Abril de 2022: Escolas fake
Também em abril, o Estadão mostrou que, apesar da
falta de recursos para terminar 3,5 mil escolas em construção há anos, o MEC
autorizou a construção de outras 2 mil unidades. Bom para mostrar no palanque
de campanha, o projeto não tinha recursos previstos no orçamento, e só faria
aumentar o estoque de escolas não entregues pelo governo e esqueletos de obras
inacabadas. Mesmo assim, os colégios já vinham sendo anunciados por deputados e
senadores aos seus eleitores.
O esquema de “escolas fake” tinha
como base o FNDE, controlado pelo ministro da Casa Civil, Ciro Nogueira, por
meio de um apadrinhado. O fundo precisaria ter R$ 5,9 bilhões para tocar todas
as novas escolas contratadas. Com o orçamento atual, levaria 51 anos para isso.
Maio de 2022: Farra do caminhão do lixo
Em maio, o Estadão revelou que o investimento
público federal com coleta de lixo virou foco de despesas milionárias
crescentes e fora do padrão nos últimos anos.
Nas mãos do Congresso e do governo, a
compra e distribuição de caminhões de lixo para pequenas cidades saltaram de 85
para 488 veículos de 2019 para 2021.
Avaliados com cuidado, esses gastos
revelam transações difíceis de entender, como a da cidade do interior de
Alagoas que tem menos lixo do que caminhões para recolhê-lo ou a diferença de
R$ 114 mil no preço de veículos iguais, comprados no espaço de apenas um mês.
© Fornecido por Estadão. Falta de critérios para destinação dos caminhões de
lixo levantou suspeita de corrupção. Foto: Wilton Junior/Estadão
A distribuição de caminhões
compactadores de lixo é usada por senadores, deputados e prefeitos para ganhar
a simpatia e o voto dos eleitores de cidades pobres, onde a chegada desse tipo
de auxílio é visível e faz enorme diferença. Até a publicação da reportagem, o
governo havia destinado R$ 381 milhões para essa finalidade.
A reportagem identificou pagamentos
inflados de R$ 109 milhões. A diferença dos preços de compra de modelos
idênticos, em alguns casos, chegou a 30%.

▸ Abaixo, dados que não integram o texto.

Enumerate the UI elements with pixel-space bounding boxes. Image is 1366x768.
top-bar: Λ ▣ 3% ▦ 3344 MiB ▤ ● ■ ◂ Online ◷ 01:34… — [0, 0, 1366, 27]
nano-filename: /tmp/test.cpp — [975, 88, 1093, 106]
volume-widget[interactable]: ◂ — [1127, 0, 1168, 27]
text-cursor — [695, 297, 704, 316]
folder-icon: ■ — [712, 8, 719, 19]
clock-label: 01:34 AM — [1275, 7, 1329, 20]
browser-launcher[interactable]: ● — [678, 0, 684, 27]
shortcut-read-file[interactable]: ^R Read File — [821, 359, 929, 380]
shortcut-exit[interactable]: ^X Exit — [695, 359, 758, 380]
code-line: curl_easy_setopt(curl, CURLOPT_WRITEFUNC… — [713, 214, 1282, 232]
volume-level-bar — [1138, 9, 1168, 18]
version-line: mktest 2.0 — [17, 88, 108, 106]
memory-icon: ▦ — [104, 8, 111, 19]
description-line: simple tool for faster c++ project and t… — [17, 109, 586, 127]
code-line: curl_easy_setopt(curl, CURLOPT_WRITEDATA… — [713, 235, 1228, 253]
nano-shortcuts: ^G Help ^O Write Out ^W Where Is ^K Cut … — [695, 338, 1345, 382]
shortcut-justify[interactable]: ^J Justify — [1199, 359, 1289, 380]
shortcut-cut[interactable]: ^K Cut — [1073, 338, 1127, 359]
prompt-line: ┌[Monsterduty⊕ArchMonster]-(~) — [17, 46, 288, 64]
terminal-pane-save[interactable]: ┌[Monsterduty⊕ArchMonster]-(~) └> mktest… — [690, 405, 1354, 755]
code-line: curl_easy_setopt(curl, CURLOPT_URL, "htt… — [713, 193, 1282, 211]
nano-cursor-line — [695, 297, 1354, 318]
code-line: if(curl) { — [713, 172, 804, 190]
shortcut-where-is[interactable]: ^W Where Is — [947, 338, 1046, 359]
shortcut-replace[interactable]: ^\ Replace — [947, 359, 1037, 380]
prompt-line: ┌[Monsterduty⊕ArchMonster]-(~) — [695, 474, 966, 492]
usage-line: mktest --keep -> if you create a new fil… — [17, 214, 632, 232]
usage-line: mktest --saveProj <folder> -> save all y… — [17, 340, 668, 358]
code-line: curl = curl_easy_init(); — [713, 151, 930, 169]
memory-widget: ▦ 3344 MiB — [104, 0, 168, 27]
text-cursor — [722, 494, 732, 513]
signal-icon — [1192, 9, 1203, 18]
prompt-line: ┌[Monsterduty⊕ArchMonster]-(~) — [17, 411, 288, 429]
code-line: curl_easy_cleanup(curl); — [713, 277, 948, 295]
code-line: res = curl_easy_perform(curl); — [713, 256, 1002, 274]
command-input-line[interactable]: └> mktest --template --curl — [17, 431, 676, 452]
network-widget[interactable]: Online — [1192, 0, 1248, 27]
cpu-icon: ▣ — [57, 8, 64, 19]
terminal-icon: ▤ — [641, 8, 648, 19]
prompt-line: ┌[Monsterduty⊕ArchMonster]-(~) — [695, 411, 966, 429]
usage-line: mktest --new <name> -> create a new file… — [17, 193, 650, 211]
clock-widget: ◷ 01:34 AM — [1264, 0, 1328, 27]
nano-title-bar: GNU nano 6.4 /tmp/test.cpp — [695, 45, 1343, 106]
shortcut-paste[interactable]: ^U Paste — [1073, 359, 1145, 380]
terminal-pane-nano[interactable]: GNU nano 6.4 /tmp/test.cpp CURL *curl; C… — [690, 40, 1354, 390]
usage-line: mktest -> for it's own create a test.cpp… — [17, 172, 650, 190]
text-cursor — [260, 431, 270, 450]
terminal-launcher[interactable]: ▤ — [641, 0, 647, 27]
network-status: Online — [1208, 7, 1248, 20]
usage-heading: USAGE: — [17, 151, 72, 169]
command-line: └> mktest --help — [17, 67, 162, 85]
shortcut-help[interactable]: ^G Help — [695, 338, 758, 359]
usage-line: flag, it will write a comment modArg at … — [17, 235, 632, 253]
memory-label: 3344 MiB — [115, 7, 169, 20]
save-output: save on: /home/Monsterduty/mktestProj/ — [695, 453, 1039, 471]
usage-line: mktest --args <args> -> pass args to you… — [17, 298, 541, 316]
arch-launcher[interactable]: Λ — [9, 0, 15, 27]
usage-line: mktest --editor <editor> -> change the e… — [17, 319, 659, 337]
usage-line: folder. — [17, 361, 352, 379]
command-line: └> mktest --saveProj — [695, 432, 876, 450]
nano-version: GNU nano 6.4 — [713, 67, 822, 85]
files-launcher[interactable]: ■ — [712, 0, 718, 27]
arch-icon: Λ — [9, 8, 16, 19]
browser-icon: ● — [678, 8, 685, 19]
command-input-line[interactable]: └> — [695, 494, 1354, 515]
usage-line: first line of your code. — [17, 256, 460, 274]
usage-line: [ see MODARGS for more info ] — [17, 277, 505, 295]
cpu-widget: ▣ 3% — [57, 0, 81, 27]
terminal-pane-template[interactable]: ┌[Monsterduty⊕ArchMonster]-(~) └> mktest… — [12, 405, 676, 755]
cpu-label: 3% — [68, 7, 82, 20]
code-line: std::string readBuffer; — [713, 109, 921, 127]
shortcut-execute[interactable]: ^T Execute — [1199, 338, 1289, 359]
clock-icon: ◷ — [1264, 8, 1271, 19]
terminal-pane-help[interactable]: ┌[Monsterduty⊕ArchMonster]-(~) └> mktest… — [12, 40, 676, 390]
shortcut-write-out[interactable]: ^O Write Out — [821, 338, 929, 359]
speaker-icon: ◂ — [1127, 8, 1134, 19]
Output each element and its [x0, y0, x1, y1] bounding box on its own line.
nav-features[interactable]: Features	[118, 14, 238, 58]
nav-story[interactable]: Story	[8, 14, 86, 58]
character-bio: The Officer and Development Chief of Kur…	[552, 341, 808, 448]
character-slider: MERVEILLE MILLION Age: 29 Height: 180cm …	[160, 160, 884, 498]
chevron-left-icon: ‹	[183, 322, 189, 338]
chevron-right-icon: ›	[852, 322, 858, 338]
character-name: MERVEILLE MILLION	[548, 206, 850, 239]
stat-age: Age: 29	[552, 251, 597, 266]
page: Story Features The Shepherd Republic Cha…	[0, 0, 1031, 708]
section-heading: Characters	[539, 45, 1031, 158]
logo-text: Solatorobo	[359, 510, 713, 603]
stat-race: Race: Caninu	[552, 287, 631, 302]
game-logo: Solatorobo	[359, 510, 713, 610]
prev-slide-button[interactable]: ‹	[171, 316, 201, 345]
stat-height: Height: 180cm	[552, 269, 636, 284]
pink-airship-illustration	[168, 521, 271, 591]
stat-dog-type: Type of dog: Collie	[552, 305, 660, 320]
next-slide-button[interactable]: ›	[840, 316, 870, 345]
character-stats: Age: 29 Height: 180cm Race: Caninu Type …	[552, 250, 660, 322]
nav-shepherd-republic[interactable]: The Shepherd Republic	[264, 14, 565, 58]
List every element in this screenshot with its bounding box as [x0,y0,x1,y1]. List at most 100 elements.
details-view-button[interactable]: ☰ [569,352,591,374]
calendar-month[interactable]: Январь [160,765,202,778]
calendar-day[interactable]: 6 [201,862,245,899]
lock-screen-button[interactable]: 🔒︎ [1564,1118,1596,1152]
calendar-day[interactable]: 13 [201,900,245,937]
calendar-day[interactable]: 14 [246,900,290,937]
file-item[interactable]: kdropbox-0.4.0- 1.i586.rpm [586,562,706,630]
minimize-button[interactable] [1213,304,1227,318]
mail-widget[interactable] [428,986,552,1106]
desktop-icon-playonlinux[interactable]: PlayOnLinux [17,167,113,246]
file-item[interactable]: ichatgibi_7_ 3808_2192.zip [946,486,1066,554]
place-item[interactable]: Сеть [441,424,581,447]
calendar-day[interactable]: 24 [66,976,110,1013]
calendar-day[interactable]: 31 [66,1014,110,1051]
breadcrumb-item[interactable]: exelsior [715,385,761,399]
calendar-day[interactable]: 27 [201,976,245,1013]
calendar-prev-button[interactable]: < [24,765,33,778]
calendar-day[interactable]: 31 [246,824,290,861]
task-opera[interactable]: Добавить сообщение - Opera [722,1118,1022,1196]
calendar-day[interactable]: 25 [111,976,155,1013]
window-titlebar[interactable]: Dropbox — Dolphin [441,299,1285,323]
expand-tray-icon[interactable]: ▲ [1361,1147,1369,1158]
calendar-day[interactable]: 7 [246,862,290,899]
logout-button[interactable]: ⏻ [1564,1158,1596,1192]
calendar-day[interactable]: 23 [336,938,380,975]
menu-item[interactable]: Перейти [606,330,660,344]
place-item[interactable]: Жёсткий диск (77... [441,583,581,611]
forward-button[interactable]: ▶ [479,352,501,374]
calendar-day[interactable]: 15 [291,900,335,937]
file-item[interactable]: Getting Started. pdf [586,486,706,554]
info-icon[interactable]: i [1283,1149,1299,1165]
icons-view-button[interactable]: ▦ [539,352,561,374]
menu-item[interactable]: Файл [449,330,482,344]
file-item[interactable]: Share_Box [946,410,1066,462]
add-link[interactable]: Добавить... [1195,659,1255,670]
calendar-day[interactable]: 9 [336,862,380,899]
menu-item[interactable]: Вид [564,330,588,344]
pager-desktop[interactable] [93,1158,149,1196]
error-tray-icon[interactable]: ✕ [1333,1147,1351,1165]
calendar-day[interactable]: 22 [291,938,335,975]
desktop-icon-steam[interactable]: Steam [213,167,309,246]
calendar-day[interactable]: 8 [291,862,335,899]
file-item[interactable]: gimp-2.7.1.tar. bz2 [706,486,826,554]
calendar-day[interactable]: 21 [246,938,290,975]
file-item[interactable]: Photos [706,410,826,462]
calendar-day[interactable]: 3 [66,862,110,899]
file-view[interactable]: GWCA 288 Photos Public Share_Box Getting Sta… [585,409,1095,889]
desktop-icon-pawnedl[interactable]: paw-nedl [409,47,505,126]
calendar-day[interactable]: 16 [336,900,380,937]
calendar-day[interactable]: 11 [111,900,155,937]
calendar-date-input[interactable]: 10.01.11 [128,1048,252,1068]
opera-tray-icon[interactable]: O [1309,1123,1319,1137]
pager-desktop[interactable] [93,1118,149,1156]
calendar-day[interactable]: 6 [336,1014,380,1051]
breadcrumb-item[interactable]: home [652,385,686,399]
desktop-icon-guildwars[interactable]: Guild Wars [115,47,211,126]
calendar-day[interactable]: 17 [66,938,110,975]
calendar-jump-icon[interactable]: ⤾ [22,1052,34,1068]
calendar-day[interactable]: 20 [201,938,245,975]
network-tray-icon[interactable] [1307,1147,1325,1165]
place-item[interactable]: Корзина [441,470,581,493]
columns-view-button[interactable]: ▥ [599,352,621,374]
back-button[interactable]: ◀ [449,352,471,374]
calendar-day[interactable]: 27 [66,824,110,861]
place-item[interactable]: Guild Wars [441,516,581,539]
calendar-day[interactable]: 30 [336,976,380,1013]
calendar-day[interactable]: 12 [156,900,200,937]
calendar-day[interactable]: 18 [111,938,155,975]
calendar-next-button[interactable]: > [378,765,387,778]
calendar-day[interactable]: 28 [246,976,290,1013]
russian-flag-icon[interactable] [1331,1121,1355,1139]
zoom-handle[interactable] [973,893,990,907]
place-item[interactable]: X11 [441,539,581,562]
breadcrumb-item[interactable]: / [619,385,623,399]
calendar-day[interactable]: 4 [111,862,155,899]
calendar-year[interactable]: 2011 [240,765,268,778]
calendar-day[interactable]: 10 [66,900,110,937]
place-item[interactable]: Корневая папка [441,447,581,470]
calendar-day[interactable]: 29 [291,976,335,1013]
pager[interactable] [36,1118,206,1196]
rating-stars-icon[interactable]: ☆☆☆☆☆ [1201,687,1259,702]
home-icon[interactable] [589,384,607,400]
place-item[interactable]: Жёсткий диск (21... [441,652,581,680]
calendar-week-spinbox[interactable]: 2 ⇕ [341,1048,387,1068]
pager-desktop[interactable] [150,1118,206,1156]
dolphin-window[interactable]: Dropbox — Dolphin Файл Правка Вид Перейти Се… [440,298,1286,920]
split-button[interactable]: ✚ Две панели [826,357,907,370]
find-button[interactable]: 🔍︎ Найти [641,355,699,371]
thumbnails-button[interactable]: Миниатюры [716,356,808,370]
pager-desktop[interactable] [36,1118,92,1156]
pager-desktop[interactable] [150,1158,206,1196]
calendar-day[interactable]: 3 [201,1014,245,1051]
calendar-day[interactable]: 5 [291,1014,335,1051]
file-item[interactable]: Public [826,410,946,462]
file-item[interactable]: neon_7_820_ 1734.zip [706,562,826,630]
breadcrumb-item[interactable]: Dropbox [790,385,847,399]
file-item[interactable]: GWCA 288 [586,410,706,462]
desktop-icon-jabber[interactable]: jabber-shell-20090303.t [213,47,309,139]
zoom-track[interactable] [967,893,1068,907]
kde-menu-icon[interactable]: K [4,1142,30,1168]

EM TEMPO: A corrupção é inerente a sociedade de economia capitalista. É imperioso que a Justiça, a PF e o Ministério Público, tenham mais autonomia e apurem todas as irregularidades ocorridas no governo Bozo para descobrirem outras ocorrências de corrupção, perseguições e diversos crimes de responsabilidade. O "Orçamento Secreto" se constitui num dos maiores esquemas de corrupção desde a redemocratização do país.